La teoría de Gorki era que Francia estaba hecha un asco; excepto en lo referente a su profesión originaria, es decir, la elaboración de perfumes. Llegó a esta conclusión el día en que se enteró de que eran muchos los comunistas de la localidad que no sólo poseían coche particular, sino que iban a misa. Eso no le cabía en el caletre al barrigudo aragonés. Los llamaba burgueses, cuya máxima aspiración era pasarse varios atardeceres semanales pescando en el Garona, el hermoso río —también burgués— que adornaba y fertilizaba la comarca.

Los comunistas franceses argüían, por boca del diputado Verdigaud, primero, que lo cortés no quita lo valiente y, segundo, que incluso desde el punto de vista táctico, semejante postura era válida. «Nuestra opinión es que si el Frente Popular Español perdió la guerra fue por eso, porque os dedicasteis a matar a la gente que tenía coche y a los curas. Algo así como si en Francia matáramos a los pintores con barba y a todas las “mademoiselles” que leen a Baudelaire».

Gorki lanzaba espumarajos de rabia y su barriga se movía espasmódicamente.

Porque la cosa no paraba ahí. Según noticias fidedignas, unos cuantos obispos franceses, especialmente de diócesis norteñas, ayudaban financieramente a la masa de exilados; y lo mismo podía decirse de la organización protestante «L'Armée du Salut».

¡Y peor todavía! En Toulouse, una serie de vicarios, que llevaban boina enorme y sotana raída, habían decidido especializarse nada menos que «en el apostolado entre los refugiados españoles». Se introducían en las tertulias, en los cafés, repartían medicinas entre los enfermos y, sobre todo, empleaban un lenguaje tan franco y abierto que algunos exilados les admitían tabaco y amistad. «¡Maldita sea! —exclamaba Gorki—. ¿Es que esto se puede tolerar?».

Los comunistas franceses no comprendían la reacción del ex perfumista.

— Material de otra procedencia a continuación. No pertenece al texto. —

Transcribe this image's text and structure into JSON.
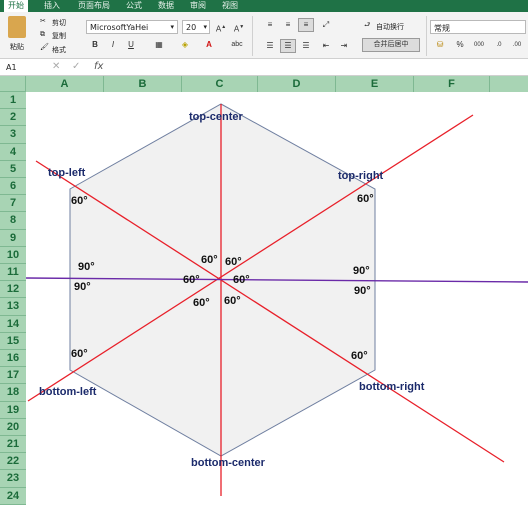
{
  "menu": [
    "开始",
    "插入",
    "页面布局",
    "公式",
    "数据",
    "审阅",
    "视图"
  ],
  "ribbon": {
    "paste": "粘贴",
    "cut": "剪切",
    "copy": "复制",
    "format": "格式",
    "font_name": "MicrosoftYaHei",
    "font_size": "20",
    "wrap": "自动换行",
    "merge": "合并后居中",
    "number_format": "常规"
  },
  "formula_bar": {
    "cell_ref": "A1",
    "fx": "fx",
    "value": ""
  },
  "columns": [
    "A",
    "B",
    "C",
    "D",
    "E",
    "F"
  ],
  "rows": [
    "1",
    "2",
    "3",
    "4",
    "5",
    "6",
    "7",
    "8",
    "9",
    "10",
    "11",
    "12",
    "13",
    "14",
    "15",
    "16",
    "17",
    "18",
    "19",
    "20",
    "21",
    "22",
    "23",
    "24"
  ],
  "diagram": {
    "vertex_labels": [
      "top-center",
      "top-left",
      "top-right",
      "bottom-left",
      "bottom-right",
      "bottom-center"
    ],
    "angle_label_60": "60°",
    "angle_label_90": "90°",
    "colors": {
      "hexagon_fill": "#f1f1f1",
      "hexagon_stroke": "#6f7fa0",
      "red_lines": "#e8202a",
      "horizontal_line": "#6a2aa8"
    }
  }
}
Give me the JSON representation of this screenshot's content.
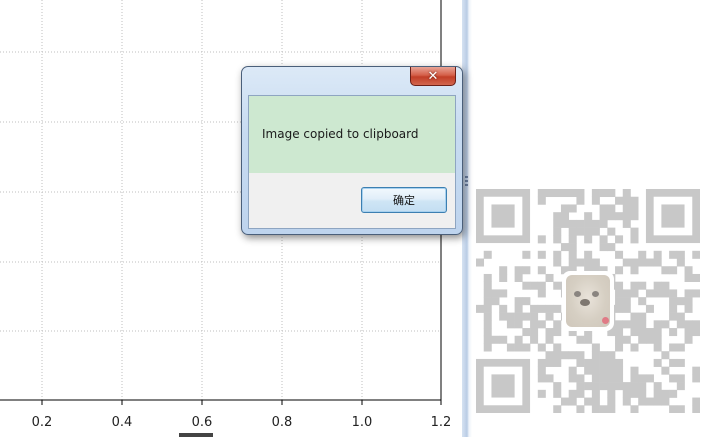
{
  "dialog": {
    "message": "Image copied to clipboard",
    "ok_label": "确定",
    "close_glyph": "✕"
  },
  "plot": {
    "x_tick_labels": [
      "0.2",
      "0.4",
      "0.6",
      "0.8",
      "1.0",
      "1.2"
    ],
    "grid_color": "#bfbfbf",
    "axis_color": "#000000"
  },
  "qr": {
    "module_color": "#c8c8c8",
    "center_logo": "pug-icon"
  },
  "colors": {
    "dialog_message_bg": "#cde8d0",
    "dialog_frame": "#c7dbf1",
    "close_button": "#c94a33",
    "ok_button_border": "#3c7fb1"
  }
}
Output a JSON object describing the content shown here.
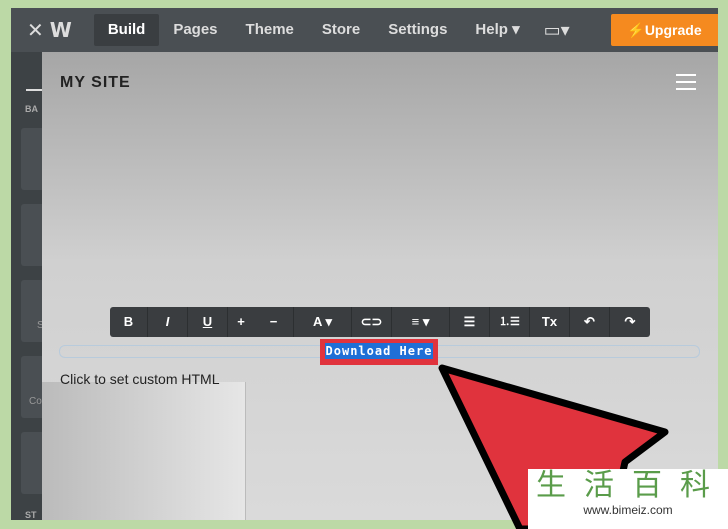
{
  "topbar": {
    "close_icon": "close-icon",
    "logo_icon": "weebly-logo",
    "tabs": [
      "Build",
      "Pages",
      "Theme",
      "Store",
      "Settings",
      "Help ▾"
    ],
    "device_icon": "desktop-icon",
    "upgrade": "⚡Upgrade"
  },
  "sidebar": {
    "labels": [
      "BA",
      "S",
      "Co",
      "ST"
    ]
  },
  "site": {
    "title": "MY SITE",
    "menu_icon": "hamburger-icon"
  },
  "toolbar": {
    "tools": [
      "B",
      "I",
      "U",
      "+",
      "−",
      "A ▾",
      "⊂⊃",
      "≡ ▾",
      "☰",
      "⒈☰",
      "Tx",
      "↶",
      "↷"
    ]
  },
  "editor": {
    "selected_text": "Download Here",
    "custom_html": "Click to set custom HTML"
  },
  "watermark": {
    "cn": "生活百科",
    "url": "www.bimeiz.com"
  },
  "colors": {
    "accent": "#f58a1f",
    "highlight": "#e0333d",
    "selection": "#1f6fd6"
  }
}
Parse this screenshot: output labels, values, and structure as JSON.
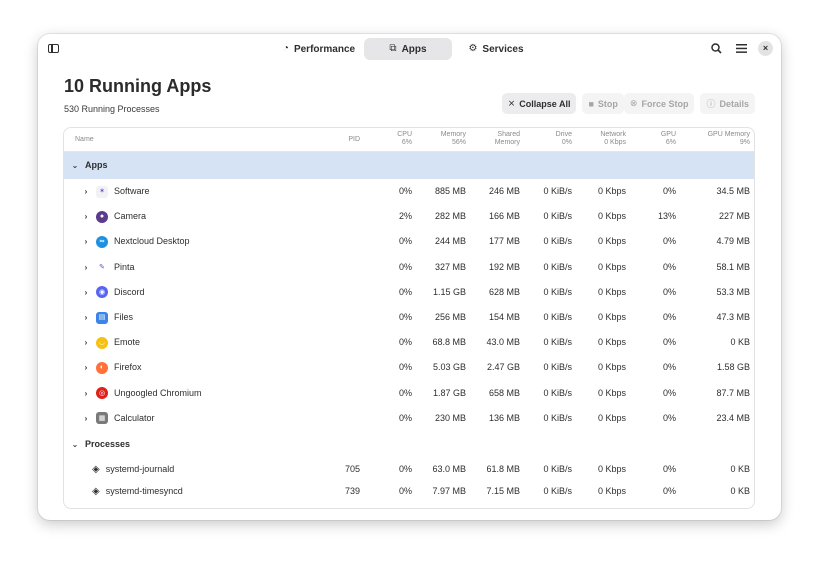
{
  "header": {
    "tabs": [
      {
        "label": "Performance",
        "icon": "gauge-icon",
        "glyph": "◔"
      },
      {
        "label": "Apps",
        "icon": "apps-icon",
        "glyph": "⧉",
        "active": true
      },
      {
        "label": "Services",
        "icon": "services-icon",
        "glyph": "⚙"
      }
    ],
    "search_glyph": "🔍",
    "menu_glyph": "☰",
    "close_glyph": "×"
  },
  "title": "10 Running Apps",
  "subtitle": "530 Running Processes",
  "actions": {
    "collapse": {
      "label": "Collapse All",
      "glyph": "⨯"
    },
    "stop": {
      "label": "Stop",
      "glyph": "■"
    },
    "force_stop": {
      "label": "Force Stop",
      "glyph": "⊗"
    },
    "details": {
      "label": "Details",
      "glyph": "ⓘ"
    }
  },
  "columns": {
    "name": "Name",
    "pid": "PID",
    "cpu": {
      "label": "CPU",
      "sub": "6%"
    },
    "memory": {
      "label": "Memory",
      "sub": "56%"
    },
    "shared": {
      "label": "Shared",
      "sub": "Memory"
    },
    "drive": {
      "label": "Drive",
      "sub": "0%"
    },
    "network": {
      "label": "Network",
      "sub": "0 Kbps"
    },
    "gpu": {
      "label": "GPU",
      "sub": "6%"
    },
    "gpu_memory": {
      "label": "GPU Memory",
      "sub": "9%"
    }
  },
  "groups": {
    "apps": {
      "label": "Apps",
      "chevron": "⌄"
    },
    "processes": {
      "label": "Processes",
      "chevron": "⌄"
    }
  },
  "apps": [
    {
      "name": "Software",
      "cpu": "0%",
      "memory": "885 MB",
      "shared": "246 MB",
      "drive": "0 KiB/s",
      "network": "0 Kbps",
      "gpu": "0%",
      "gpu_memory": "34.5 MB",
      "icon_color": "#f2f2f4",
      "icon_glyph": "✶"
    },
    {
      "name": "Camera",
      "cpu": "2%",
      "memory": "282 MB",
      "shared": "166 MB",
      "drive": "0 KiB/s",
      "network": "0 Kbps",
      "gpu": "13%",
      "gpu_memory": "227 MB",
      "icon_color": "#5b3b8c",
      "icon_glyph": "●"
    },
    {
      "name": "Nextcloud Desktop",
      "cpu": "0%",
      "memory": "244 MB",
      "shared": "177 MB",
      "drive": "0 KiB/s",
      "network": "0 Kbps",
      "gpu": "0%",
      "gpu_memory": "4.79 MB",
      "icon_color": "#1e91e0",
      "icon_glyph": "∞"
    },
    {
      "name": "Pinta",
      "cpu": "0%",
      "memory": "327 MB",
      "shared": "192 MB",
      "drive": "0 KiB/s",
      "network": "0 Kbps",
      "gpu": "0%",
      "gpu_memory": "58.1 MB",
      "icon_color": "#ffffff",
      "icon_glyph": "✎"
    },
    {
      "name": "Discord",
      "cpu": "0%",
      "memory": "1.15 GB",
      "shared": "628 MB",
      "drive": "0 KiB/s",
      "network": "0 Kbps",
      "gpu": "0%",
      "gpu_memory": "53.3 MB",
      "icon_color": "#5865f2",
      "icon_glyph": "◉"
    },
    {
      "name": "Files",
      "cpu": "0%",
      "memory": "256 MB",
      "shared": "154 MB",
      "drive": "0 KiB/s",
      "network": "0 Kbps",
      "gpu": "0%",
      "gpu_memory": "47.3 MB",
      "icon_color": "#3c84e6",
      "icon_glyph": "▤"
    },
    {
      "name": "Emote",
      "cpu": "0%",
      "memory": "68.8 MB",
      "shared": "43.0 MB",
      "drive": "0 KiB/s",
      "network": "0 Kbps",
      "gpu": "0%",
      "gpu_memory": "0 KB",
      "icon_color": "#f5c211",
      "icon_glyph": "◡"
    },
    {
      "name": "Firefox",
      "cpu": "0%",
      "memory": "5.03 GB",
      "shared": "2.47 GB",
      "drive": "0 KiB/s",
      "network": "0 Kbps",
      "gpu": "0%",
      "gpu_memory": "1.58 GB",
      "icon_color": "#ff7139",
      "icon_glyph": "◐"
    },
    {
      "name": "Ungoogled Chromium",
      "cpu": "0%",
      "memory": "1.87 GB",
      "shared": "658 MB",
      "drive": "0 KiB/s",
      "network": "0 Kbps",
      "gpu": "0%",
      "gpu_memory": "87.7 MB",
      "icon_color": "#e0201b",
      "icon_glyph": "◎"
    },
    {
      "name": "Calculator",
      "cpu": "0%",
      "memory": "230 MB",
      "shared": "136 MB",
      "drive": "0 KiB/s",
      "network": "0 Kbps",
      "gpu": "0%",
      "gpu_memory": "23.4 MB",
      "icon_color": "#7a7a7a",
      "icon_glyph": "▦"
    }
  ],
  "processes": [
    {
      "name": "systemd-journald",
      "pid": "705",
      "cpu": "0%",
      "memory": "63.0 MB",
      "shared": "61.8 MB",
      "drive": "0 KiB/s",
      "network": "0 Kbps",
      "gpu": "0%",
      "gpu_memory": "0 KB",
      "icon_glyph": "◈"
    },
    {
      "name": "systemd-timesyncd",
      "pid": "739",
      "cpu": "0%",
      "memory": "7.97 MB",
      "shared": "7.15 MB",
      "drive": "0 KiB/s",
      "network": "0 Kbps",
      "gpu": "0%",
      "gpu_memory": "0 KB",
      "icon_glyph": "◈"
    }
  ],
  "row_chevron": "›"
}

—Lo que hacen los obispos franceses —decían—, es normal: ayudan a los vencidos. Lo sorprendente es que en tu tierra los obispos españoles no hagan ahora lo propio. Ello demuestra que no tienen ni pizca de malicia o de sentido común. Los franceses hemos aprendido a «tolerarnos», ¿comprendes? No te quepa duda de que el sistema da buen resultado. ¿O es que tú prefieres la guerra civil?

Gorki soplaba:

—¡Pero la religión es el opio del pueblo!

Verdigaud le dijo un día:

—Sí, es frase conocida. Pero Marx no empleó la palabra opio en sentido de veneno, sino en sentido de tranquilizante… ¿Aprecias el matiz, «cher ami»?

Gorki se enfurecía ante tamañas sutilezas y profetizaba para el intelectualizado Partido Comunista Francés los peores males. El mismo periódico «Ce Soir», del Partido, que le llegaba de París a diario, le demostraba que los comunistas del Norte de Francia estaban también contaminados. «¿Y por qué han de llamarme «cher ami» en vez de camarada?».